Il existe de nombreux titres que vous pouvez mettre devant le nom de Serena Williams. Bien sûr, il y a la star du tennis classée numéro 1 et quatre fois médaillée d’or olympique. Et il y a la mère, l'entrepreneuse, la productrice et l'icône de style, aventureuse avec son look sur le terrain avant que quiconque ne le fasse. Maintenant, elle en ajoute un autre : créateur de montres.
Dans la foulée de l'US Open, Williams collabore avec Audemars Piguet sur une montre-bracelet en édition limitée en céramique blanche et nacre rose. Et comme le dit Williams, c’était inévitable. « Les montres sont ma vie », dit-elle, soulignant qu'elle est une collectionneuse de longue date.
Mais le temps est quelque chose dont elle ne dispose pas beaucoup ces jours-ci. En plus de devoir jongler avec deux jeunes filles, le retour à la cour a dominé une grande partie de son été. Elle a parlé avec VF avant le tournoi, elle a parlé de faire vivre à ses filles ce moment de sa carrière et de ce à quoi elle consacrerait du temps si elle avait une heure supplémentaire.
Lorsqu’Audemars Piguet vous contacte, dans quelle mesure êtes-vous impliqué dans les choix de conception d’un objet comme celui-ci ?
Très impliqué, mais c'est tellement complexe. Pouvoir passer du temps en Suisse au siège social était vraiment bien et vraiment amusant, et pouvoir voir comment les pièces fonctionnaient réellement et comprendre quoi choisir. Mais pour moi, c’était vraiment une question d’autonomisation et de choix. Et le rose est ma couleur préférée.
De quelles autres façons vous vous traitez-vous ?
Je ne sais pas. Je pense que c'est le problème. Nous devenons mères et nous faisons beaucoup de choses et nous ne respirons jamais et nous ne nous arrêtons jamais. Et même maintenant, je cours des entraînements aux réunions pour mettre mon bébé sur le compte de ça. Et c'est comme si je ne prenais jamais une minute pour simplement dire du temps pour m'aimer, ce qui est super important. C'est aussi bien d'être d'accord pour s'offrir quelque chose de gentil.
Eh bien, en parlant de temps, si vous aviez une heure supplémentaire dans une journée, à quoi la consacreriez-vous ?
Je veux dire, je (le dépenserais) m'allonger parce que je ne peux pas le faire assez, mais mes enfants se réveillent très tôt, donc je ne sais pas. Je vais probablement le dépenser pour cuisiner ou être avec eux. Tu vois, comme je viens de te le dire, je ne consacre jamais de temps à moi-même et beaucoup de femmes sont un peu comme ça.
Quand vous pensez à votre style en général, vous avez évidemment eu un tel impact sur le terrain, en dehors du terrain, comment pensez-vous que vous avez évolué jusqu'à ce que vous grandissiez aujourd'hui ?
Je pense que je grandis chaque jour. Chaque jour vous change et vous fait ou vous défait, mais il y a toujours demain. Et je me dis toujours qu'il y a une nouvelle aventure demain. Chaque jour est pour moi une chance de grandir.
À qui vous inspirez-vous en matière de style ? Ou alors, tu dis : « C'est juste moi ».
J'ai toujours été inspiré par la culture pop, puis je la mélange avec beaucoup de silhouettes, de couleurs ou de choses de cette nature classiques, puis je me l'approprie.
Que regardez-vous et lisez-vous en ce moment ?

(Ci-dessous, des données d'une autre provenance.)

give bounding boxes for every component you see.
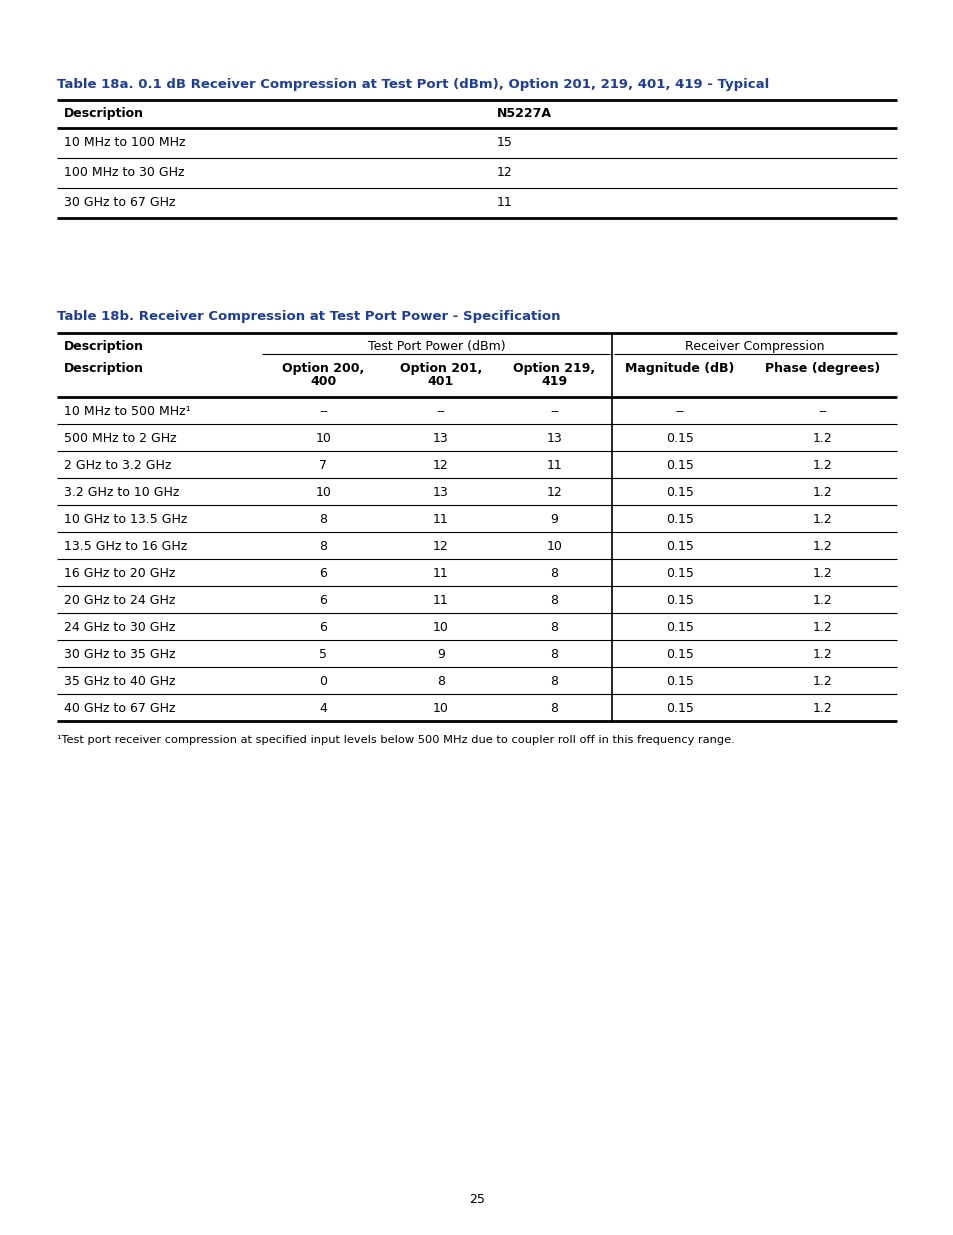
Text: 8: 8	[550, 701, 558, 715]
Text: 1.2: 1.2	[812, 487, 832, 499]
Text: 30 GHz to 67 GHz: 30 GHz to 67 GHz	[64, 196, 175, 209]
Text: --: --	[436, 405, 445, 417]
Text: 12: 12	[546, 487, 561, 499]
Text: --: --	[318, 405, 328, 417]
Text: 2 GHz to 3.2 GHz: 2 GHz to 3.2 GHz	[64, 459, 172, 472]
Text: 419: 419	[541, 375, 567, 388]
Text: 1.2: 1.2	[812, 459, 832, 472]
Text: 400: 400	[310, 375, 336, 388]
Text: 0.15: 0.15	[665, 648, 693, 661]
Text: --: --	[675, 405, 684, 417]
Text: --: --	[817, 405, 826, 417]
Text: 3.2 GHz to 10 GHz: 3.2 GHz to 10 GHz	[64, 487, 179, 499]
Text: 10 MHz to 100 MHz: 10 MHz to 100 MHz	[64, 136, 185, 149]
Text: 8: 8	[319, 540, 327, 553]
Text: 6: 6	[319, 567, 327, 580]
Text: Table 18b. Receiver Compression at Test Port Power - Specification: Table 18b. Receiver Compression at Test …	[57, 310, 560, 324]
Text: 15: 15	[497, 136, 513, 149]
Text: 1.2: 1.2	[812, 432, 832, 445]
Text: Test Port Power (dBm): Test Port Power (dBm)	[368, 340, 505, 353]
Text: 9: 9	[550, 513, 558, 526]
Text: 13.5 GHz to 16 GHz: 13.5 GHz to 16 GHz	[64, 540, 187, 553]
Text: 24 GHz to 30 GHz: 24 GHz to 30 GHz	[64, 621, 175, 634]
Text: 0.15: 0.15	[665, 567, 693, 580]
Text: 0.15: 0.15	[665, 432, 693, 445]
Text: 1.2: 1.2	[812, 621, 832, 634]
Text: 6: 6	[319, 594, 327, 606]
Text: 8: 8	[550, 676, 558, 688]
Text: 10: 10	[546, 540, 562, 553]
Text: 10 GHz to 13.5 GHz: 10 GHz to 13.5 GHz	[64, 513, 187, 526]
Text: 1.2: 1.2	[812, 676, 832, 688]
Text: 1.2: 1.2	[812, 594, 832, 606]
Text: 8: 8	[550, 621, 558, 634]
Text: 11: 11	[497, 196, 512, 209]
Text: 0.15: 0.15	[665, 594, 693, 606]
Text: 9: 9	[436, 648, 444, 661]
Text: 16 GHz to 20 GHz: 16 GHz to 20 GHz	[64, 567, 175, 580]
Text: 8: 8	[436, 676, 444, 688]
Text: 4: 4	[319, 701, 327, 715]
Text: 10: 10	[315, 432, 331, 445]
Text: 13: 13	[433, 487, 449, 499]
Text: 8: 8	[550, 594, 558, 606]
Text: Table 18a. 0.1 dB Receiver Compression at Test Port (dBm), Option 201, 219, 401,: Table 18a. 0.1 dB Receiver Compression a…	[57, 78, 768, 91]
Text: Magnitude (dB): Magnitude (dB)	[624, 362, 734, 375]
Text: N5227A: N5227A	[497, 107, 552, 120]
Text: 5: 5	[319, 648, 327, 661]
Text: 500 MHz to 2 GHz: 500 MHz to 2 GHz	[64, 432, 176, 445]
Text: 1.2: 1.2	[812, 513, 832, 526]
Text: 10: 10	[433, 621, 449, 634]
Text: 0.15: 0.15	[665, 676, 693, 688]
Text: 10: 10	[433, 701, 449, 715]
Text: 0: 0	[319, 676, 327, 688]
Text: 7: 7	[319, 459, 327, 472]
Text: 0.15: 0.15	[665, 513, 693, 526]
Text: 13: 13	[433, 432, 449, 445]
Text: 0.15: 0.15	[665, 701, 693, 715]
Text: 6: 6	[319, 621, 327, 634]
Text: 40 GHz to 67 GHz: 40 GHz to 67 GHz	[64, 701, 175, 715]
Text: 13: 13	[546, 432, 561, 445]
Text: 0.15: 0.15	[665, 621, 693, 634]
Text: 1.2: 1.2	[812, 540, 832, 553]
Text: 35 GHz to 40 GHz: 35 GHz to 40 GHz	[64, 676, 175, 688]
Text: 11: 11	[433, 567, 449, 580]
Text: Option 200,: Option 200,	[282, 362, 364, 375]
Text: 11: 11	[433, 513, 449, 526]
Text: Option 219,: Option 219,	[513, 362, 595, 375]
Text: 30 GHz to 35 GHz: 30 GHz to 35 GHz	[64, 648, 175, 661]
Text: 100 MHz to 30 GHz: 100 MHz to 30 GHz	[64, 165, 184, 179]
Text: 1.2: 1.2	[812, 648, 832, 661]
Text: 8: 8	[550, 567, 558, 580]
Text: ¹Test port receiver compression at specified input levels below 500 MHz due to c: ¹Test port receiver compression at speci…	[57, 735, 734, 745]
Text: --: --	[550, 405, 558, 417]
Text: 12: 12	[433, 459, 449, 472]
Text: 11: 11	[546, 459, 561, 472]
Text: 10 MHz to 500 MHz¹: 10 MHz to 500 MHz¹	[64, 405, 191, 417]
Text: 0.15: 0.15	[665, 540, 693, 553]
Text: 11: 11	[433, 594, 449, 606]
Text: 0.15: 0.15	[665, 487, 693, 499]
Text: 8: 8	[550, 648, 558, 661]
Text: Description: Description	[64, 340, 144, 353]
Text: 12: 12	[433, 540, 449, 553]
Text: 1.2: 1.2	[812, 567, 832, 580]
Text: Phase (degrees): Phase (degrees)	[764, 362, 880, 375]
Text: 0.15: 0.15	[665, 459, 693, 472]
Text: 20 GHz to 24 GHz: 20 GHz to 24 GHz	[64, 594, 175, 606]
Text: Description: Description	[64, 362, 144, 375]
Text: 8: 8	[319, 513, 327, 526]
Text: 12: 12	[497, 165, 512, 179]
Text: 10: 10	[315, 487, 331, 499]
Text: 401: 401	[428, 375, 454, 388]
Text: Receiver Compression: Receiver Compression	[684, 340, 823, 353]
Text: 25: 25	[469, 1193, 484, 1207]
Text: Description: Description	[64, 107, 144, 120]
Text: 1.2: 1.2	[812, 701, 832, 715]
Text: Option 201,: Option 201,	[399, 362, 481, 375]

Rien. Je veux dire, je n'ai pas eu le temps de lire un livre depuis un moment. Mes enfants sont très occupés et je suis avec eux tous les jours de leur vie. J'aime donc lire, et maintenant qu'ils vieillissent, cela devient plus facile. Eh bien, l'un d'entre eux est plus âgé, mais le petit a besoin de beaucoup d'attention, donc je n'ai pas l'occasion d'en faire autant lorsqu'il s'agit de lire. Et j’aime être impliqué, donc ma vie est plutôt ennuyeuse. Et puis j’ai acheté une raquette de tennis cet été, ce qui a en quelque sorte jeté par la fenêtre tout autre temps supplémentaire dont je disposais.
Tu as joué avec ta sœur. Comment ça s’est passé ensemble sur le terrain ?
Le partager avec ma sœur est vraiment cool parce que nous pouvons rire, mais nous sommes aussi très sérieux et nous pouvons aussi communiquer.
C'était tellement amusant. C'est comme si j'avais regardé les choses sous un angle différent avec mes filles ici pour voir, et (Olympia) est si fière de moi à chaque fois que je quitte le terrain, que je gagne ou que je perde. Elle me fait le plus gros câlin et je lui dis : « Je n'ai pas gagné. Comment peux-tu me serrer dans tes bras ? » Mais elle ne le voit pas comme ça.